Monte Carlo simulation of tetrahedral chains, 5. The pivot-algorithm for non-athermal linear and star-branched polymers

Abstract

By use of the pivot algorithm, star‐branched chains with F = 3–12 arms of length n, nF = 480, and linear chains (F = 2) are generated on a tetrahedral lattice. In order to simulate different qualities of the solvent, specific short‐range interactions are taken into account. Whereas in athermal systems a new configuration — which is obtained by rotating that part of an arm which contains the chain end around a randomly selected bond by ± 120° — is accepted if it is self‐avoiding, for non‐athermal systems the Metropolis‐Rosenbluth criterion with respect to energy must be satisfied in addition. Calculating the energy of the configuration, nearest‐neighbour interactions (each contact contributes an energy Φ·kT, Φ < 0 characterizing endothermal solutions and Φ > 0 exothermal ones) are considered only; no energy is introduced to distinguish between trans and gauche bonds. A rather quick response of chain properties to the variation of thermodynamic conditions is demonstrated.
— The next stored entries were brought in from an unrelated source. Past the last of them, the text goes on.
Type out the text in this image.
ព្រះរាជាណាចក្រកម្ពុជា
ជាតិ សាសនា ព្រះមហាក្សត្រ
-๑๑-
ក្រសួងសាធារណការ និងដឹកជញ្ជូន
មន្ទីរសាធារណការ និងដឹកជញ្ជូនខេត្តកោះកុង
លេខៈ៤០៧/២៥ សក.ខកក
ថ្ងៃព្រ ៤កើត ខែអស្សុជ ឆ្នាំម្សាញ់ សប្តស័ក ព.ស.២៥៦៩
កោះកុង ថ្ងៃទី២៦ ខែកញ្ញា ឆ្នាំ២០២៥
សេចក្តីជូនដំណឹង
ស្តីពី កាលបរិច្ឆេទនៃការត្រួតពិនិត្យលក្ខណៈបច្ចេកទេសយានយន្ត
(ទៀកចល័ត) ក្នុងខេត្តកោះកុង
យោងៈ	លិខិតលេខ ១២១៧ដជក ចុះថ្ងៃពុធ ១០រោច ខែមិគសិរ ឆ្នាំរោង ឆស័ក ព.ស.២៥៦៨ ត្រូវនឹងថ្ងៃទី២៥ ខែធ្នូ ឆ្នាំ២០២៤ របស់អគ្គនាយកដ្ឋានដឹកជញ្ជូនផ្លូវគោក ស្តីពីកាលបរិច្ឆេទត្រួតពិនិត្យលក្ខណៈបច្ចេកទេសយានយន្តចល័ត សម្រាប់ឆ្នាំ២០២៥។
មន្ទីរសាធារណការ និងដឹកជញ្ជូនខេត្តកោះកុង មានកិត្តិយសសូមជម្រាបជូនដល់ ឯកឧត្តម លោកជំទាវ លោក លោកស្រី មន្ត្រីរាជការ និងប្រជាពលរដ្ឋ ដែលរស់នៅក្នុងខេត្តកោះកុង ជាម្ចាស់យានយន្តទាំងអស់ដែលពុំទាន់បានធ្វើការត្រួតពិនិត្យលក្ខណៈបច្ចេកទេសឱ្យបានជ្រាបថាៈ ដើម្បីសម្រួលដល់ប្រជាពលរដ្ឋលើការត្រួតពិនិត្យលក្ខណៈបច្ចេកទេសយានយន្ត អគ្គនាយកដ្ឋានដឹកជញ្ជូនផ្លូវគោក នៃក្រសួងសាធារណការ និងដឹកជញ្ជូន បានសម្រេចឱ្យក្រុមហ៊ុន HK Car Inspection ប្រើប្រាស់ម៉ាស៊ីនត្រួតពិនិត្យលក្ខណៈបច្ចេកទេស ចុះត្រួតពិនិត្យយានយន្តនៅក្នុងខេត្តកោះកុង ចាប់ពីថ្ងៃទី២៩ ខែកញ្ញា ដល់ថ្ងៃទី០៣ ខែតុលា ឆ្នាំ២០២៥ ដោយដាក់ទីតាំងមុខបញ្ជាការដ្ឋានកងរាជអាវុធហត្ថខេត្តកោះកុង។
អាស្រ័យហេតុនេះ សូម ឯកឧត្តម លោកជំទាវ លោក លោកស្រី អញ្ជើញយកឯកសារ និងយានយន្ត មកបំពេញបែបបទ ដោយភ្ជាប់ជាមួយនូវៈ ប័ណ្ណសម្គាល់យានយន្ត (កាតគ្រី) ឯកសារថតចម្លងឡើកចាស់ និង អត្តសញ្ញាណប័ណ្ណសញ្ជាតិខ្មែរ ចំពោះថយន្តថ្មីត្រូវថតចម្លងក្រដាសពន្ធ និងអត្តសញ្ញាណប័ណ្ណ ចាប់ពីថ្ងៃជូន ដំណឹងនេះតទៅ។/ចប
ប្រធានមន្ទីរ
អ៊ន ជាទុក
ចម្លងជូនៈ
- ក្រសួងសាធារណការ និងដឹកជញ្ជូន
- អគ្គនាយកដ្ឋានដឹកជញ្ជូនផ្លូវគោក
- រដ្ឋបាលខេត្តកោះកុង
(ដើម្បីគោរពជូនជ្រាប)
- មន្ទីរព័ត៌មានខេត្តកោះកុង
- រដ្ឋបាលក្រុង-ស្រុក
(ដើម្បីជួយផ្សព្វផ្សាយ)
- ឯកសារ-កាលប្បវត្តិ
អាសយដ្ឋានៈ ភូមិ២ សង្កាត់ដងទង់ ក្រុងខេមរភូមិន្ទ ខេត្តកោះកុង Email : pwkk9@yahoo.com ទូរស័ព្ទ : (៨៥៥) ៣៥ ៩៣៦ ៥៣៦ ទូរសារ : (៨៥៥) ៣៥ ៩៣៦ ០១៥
The average acceptance fraction f̄ has its maximum value for athermal conditions, slightly decreases for exothermal conditions and strongly decreases with increasingly negative Φ‐values. However, for Φ = −0,5 — representing a solution near theta‐conditions — still 25% of attempted moves are accepted for all F‐values examined. The dependence of global properties (characterized by the mean‐square radius of gyration) on Φ and F is in full accordance with most Monte Carlo results.